Nope, you should now be getting a NameError, since you didn't change the call to say_name inside the main() function.

Tip

Seeing error messages when you try to run code is a very normal part of programming, and not just when you're learning. A lot of the error message might seem like gobbledygook, but it's worth paying attention. Learning to find the useful information in an error message is incredibly useful when trying to debug your code.

Like most of coding, this takes lots of practice, but here are some places to start:

  • Can you find the name of the error?
  • Are their parts of the message in plain english (those parts are usually quite helpful)?
  • can you find line numbers/file names pointing to where the problem might be?

OK, changing to say_the_name is maybe not worth it. But you've now changed a bunch of things - how do you get back to a working version?

In this silly little case, perhaps it's not so hard, but in real-life coding, one often needs to make many changes to many different files. Git makes this easy.

Assuming you haven't made any new commits since you had a working program, just do

lesson1 $ git reset --hard HEAD

HEAD is short-hand for the last commit on this branch. The --hard flag undoes any changes. We'll talk about more complicated uses of git reset later.

Note

If you did make commits in the mean time, no problem. Use the git log command from above to see your recent commits, then copy the commit hash (the weird sequence of characters on the left) and use that instead of HEAD in the git reset command.

Practice

The variables a and n in some_variables.py aren't very informative. It's usually a good idea to have variable and function names be "self documenting", that is have the name tell you something about what they're for. Change these variables to my_age and my_name respectively, then fix run.py so that it uses these new variables.

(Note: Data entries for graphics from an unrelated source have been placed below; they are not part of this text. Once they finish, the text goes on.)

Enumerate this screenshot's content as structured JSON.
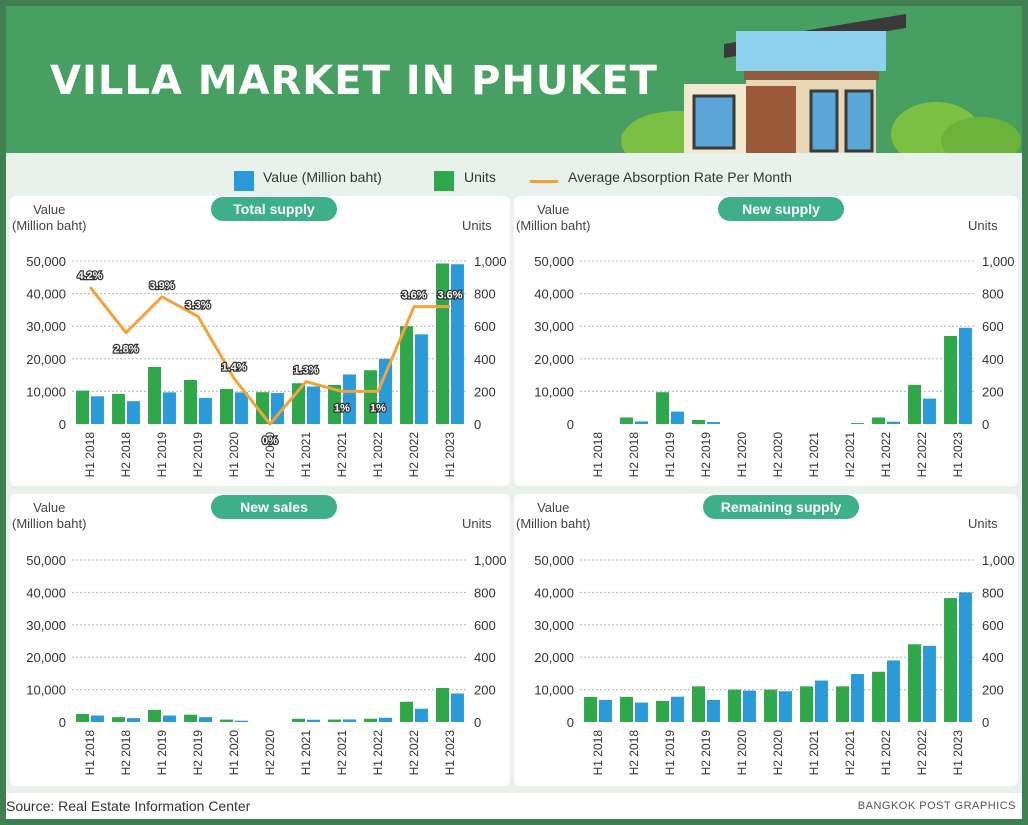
{
  "title": "VILLA MARKET IN PHUKET",
  "legend": {
    "value": "Value (Million baht)",
    "units": "Units",
    "rate": "Average Absorption Rate Per Month"
  },
  "colors": {
    "value": "#2b9ad9",
    "units": "#2ea84a",
    "rate": "#f2a33a",
    "pill": "#3db08a"
  },
  "axis_titles": {
    "left": "Value\n(Million baht)",
    "right": "Units"
  },
  "source": "Source: Real Estate Information Center",
  "credit": "BANGKOK POST GRAPHICS",
  "chart_data": [
    {
      "type": "bar",
      "title": "Total supply",
      "categories": [
        "H1 2018",
        "H2 2018",
        "H1 2019",
        "H2 2019",
        "H1 2020",
        "H2 2020",
        "H1 2021",
        "H2 2021",
        "H1 2022",
        "H2 2022",
        "H1 2023"
      ],
      "ylim": [
        0,
        50000
      ],
      "y2lim": [
        0,
        1000
      ],
      "yticks": [
        "0",
        "10,000",
        "20,000",
        "30,000",
        "40,000",
        "50,000"
      ],
      "y2ticks": [
        "0",
        "200",
        "400",
        "600",
        "800",
        "1,000"
      ],
      "series": [
        {
          "name": "Units",
          "axis": "right",
          "values": [
            205,
            185,
            350,
            270,
            215,
            195,
            250,
            240,
            330,
            600,
            985
          ]
        },
        {
          "name": "Value (Million baht)",
          "axis": "right_value",
          "values": [
            8500,
            7000,
            9700,
            8000,
            9700,
            9500,
            11500,
            15200,
            20000,
            27500,
            49000
          ]
        },
        {
          "name": "Average Absorption Rate Per Month",
          "type": "line",
          "values": [
            4.2,
            2.8,
            3.9,
            3.3,
            1.4,
            0,
            1.3,
            1,
            1,
            3.6,
            3.6
          ],
          "labels": [
            "4.2%",
            "2.8%",
            "3.9%",
            "3.3%",
            "1.4%",
            "0%",
            "1.3%",
            "1%",
            "1%",
            "3.6%",
            "3.6%"
          ]
        }
      ]
    },
    {
      "type": "bar",
      "title": "New supply",
      "categories": [
        "H1 2018",
        "H2 2018",
        "H1 2019",
        "H2 2019",
        "H1 2020",
        "H2 2020",
        "H1 2021",
        "H2 2021",
        "H1 2022",
        "H2 2022",
        "H1 2023"
      ],
      "ylim": [
        0,
        50000
      ],
      "y2lim": [
        0,
        1000
      ],
      "yticks": [
        "0",
        "10,000",
        "20,000",
        "30,000",
        "40,000",
        "50,000"
      ],
      "y2ticks": [
        "0",
        "200",
        "400",
        "600",
        "800",
        "1,000"
      ],
      "series": [
        {
          "name": "Units",
          "values": [
            0,
            40,
            195,
            25,
            0,
            0,
            0,
            0,
            40,
            240,
            540
          ]
        },
        {
          "name": "Value (Million baht)",
          "values": [
            0,
            800,
            3800,
            600,
            0,
            0,
            0,
            300,
            700,
            7800,
            29500
          ]
        }
      ]
    },
    {
      "type": "bar",
      "title": "New sales",
      "categories": [
        "H1 2018",
        "H2 2018",
        "H1 2019",
        "H2 2019",
        "H1 2020",
        "H2 2020",
        "H1 2021",
        "H2 2021",
        "H1 2022",
        "H2 2022",
        "H1 2023"
      ],
      "ylim": [
        0,
        50000
      ],
      "y2lim": [
        0,
        1000
      ],
      "yticks": [
        "0",
        "10,000",
        "20,000",
        "30,000",
        "40,000",
        "50,000"
      ],
      "y2ticks": [
        "0",
        "200",
        "400",
        "600",
        "800",
        "1,000"
      ],
      "series": [
        {
          "name": "Units",
          "values": [
            50,
            30,
            75,
            45,
            15,
            0,
            20,
            15,
            20,
            125,
            210
          ]
        },
        {
          "name": "Value (Million baht)",
          "values": [
            2000,
            1200,
            2000,
            1500,
            400,
            0,
            700,
            800,
            1300,
            4100,
            8800
          ]
        }
      ]
    },
    {
      "type": "bar",
      "title": "Remaining supply",
      "categories": [
        "H1 2018",
        "H2 2018",
        "H1 2019",
        "H2 2019",
        "H1 2020",
        "H2 2020",
        "H1 2021",
        "H2 2021",
        "H1 2022",
        "H2 2022",
        "H1 2023"
      ],
      "ylim": [
        0,
        50000
      ],
      "y2lim": [
        0,
        1000
      ],
      "yticks": [
        "0",
        "10,000",
        "20,000",
        "30,000",
        "40,000",
        "50,000"
      ],
      "y2ticks": [
        "0",
        "200",
        "400",
        "600",
        "800",
        "1,000"
      ],
      "series": [
        {
          "name": "Units",
          "values": [
            155,
            155,
            130,
            220,
            200,
            200,
            220,
            220,
            310,
            480,
            765
          ]
        },
        {
          "name": "Value (Million baht)",
          "values": [
            6800,
            6000,
            7800,
            6800,
            9700,
            9500,
            12800,
            14800,
            19000,
            23500,
            40000
          ]
        }
      ]
    }
  ]
}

Be sure to save the files and commit your changes when everything is working again (you can also commit intermediate steps).

Assignment1

The src directory in the Lesson1 repo contains a code file called assignment.jl.

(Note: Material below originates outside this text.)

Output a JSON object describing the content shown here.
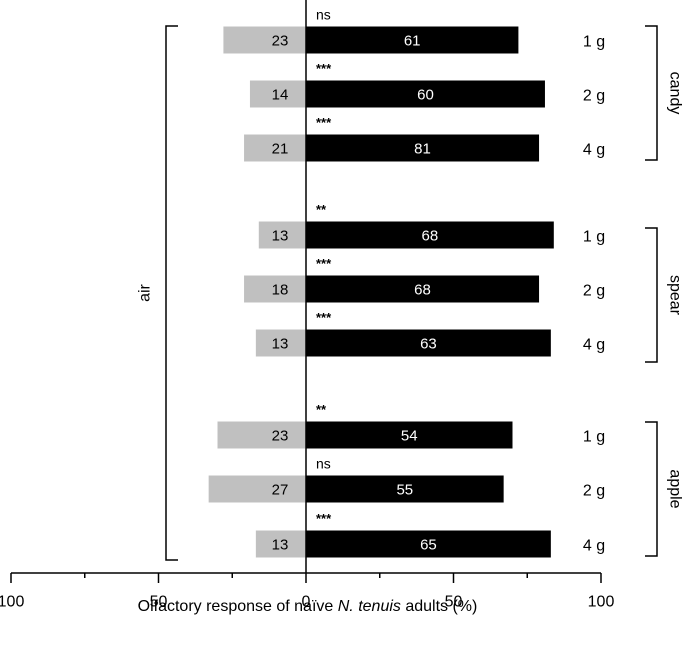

Follow the instructions in the comments (remember, comment lines in julia files start with #), then use git add and git commit to commit these changes to the repository. You do not have to wait until you're finished to commit changes - There are many different philosophies about what amount of work should be included in a commit, but my philosophy is "commit early, commit often."

Tip

For files that are already being tracked, you can skip the two-step add and commit. Instead, you can do git commit -a -m "commit message" - the -a (or --all) flag automatically adds all previously tracked files.

Once you've made and committed the requested changes, it's time to [push] those commits back to the remote. When you cloned this repo, git automatically set the remote tracking branch, so you can just do

$ git push
Enumerating objects: 7, done.
Counting objects: 100% (7/7), done.
Delta compression using up to 12 threads
Compressing objects: 100% (4/4), done.
Writing objects: 100% (4/4), 409 bytes | 409.00 KiB/s, done.
Total 4 (delta 2), reused 0 (delta 0)
remote: Resolving deltas: 100% (2/2), completed with 2 local objects.
To https://github.com/wellesley-bisc195/lesson-2-bisc195tester
   be920ca..0da312f  master -> master

Good work!

Key Terms

[staged]

Files with changes that are ready to be committed.

[commit]

A unique reference to a specific state of a repository.

[remote]

A clone of a repository that exists on a server, rather than your local machine. You can see what remotes are linked to your local repo with git remote.

[push]

Move commits from a local repo to the remote.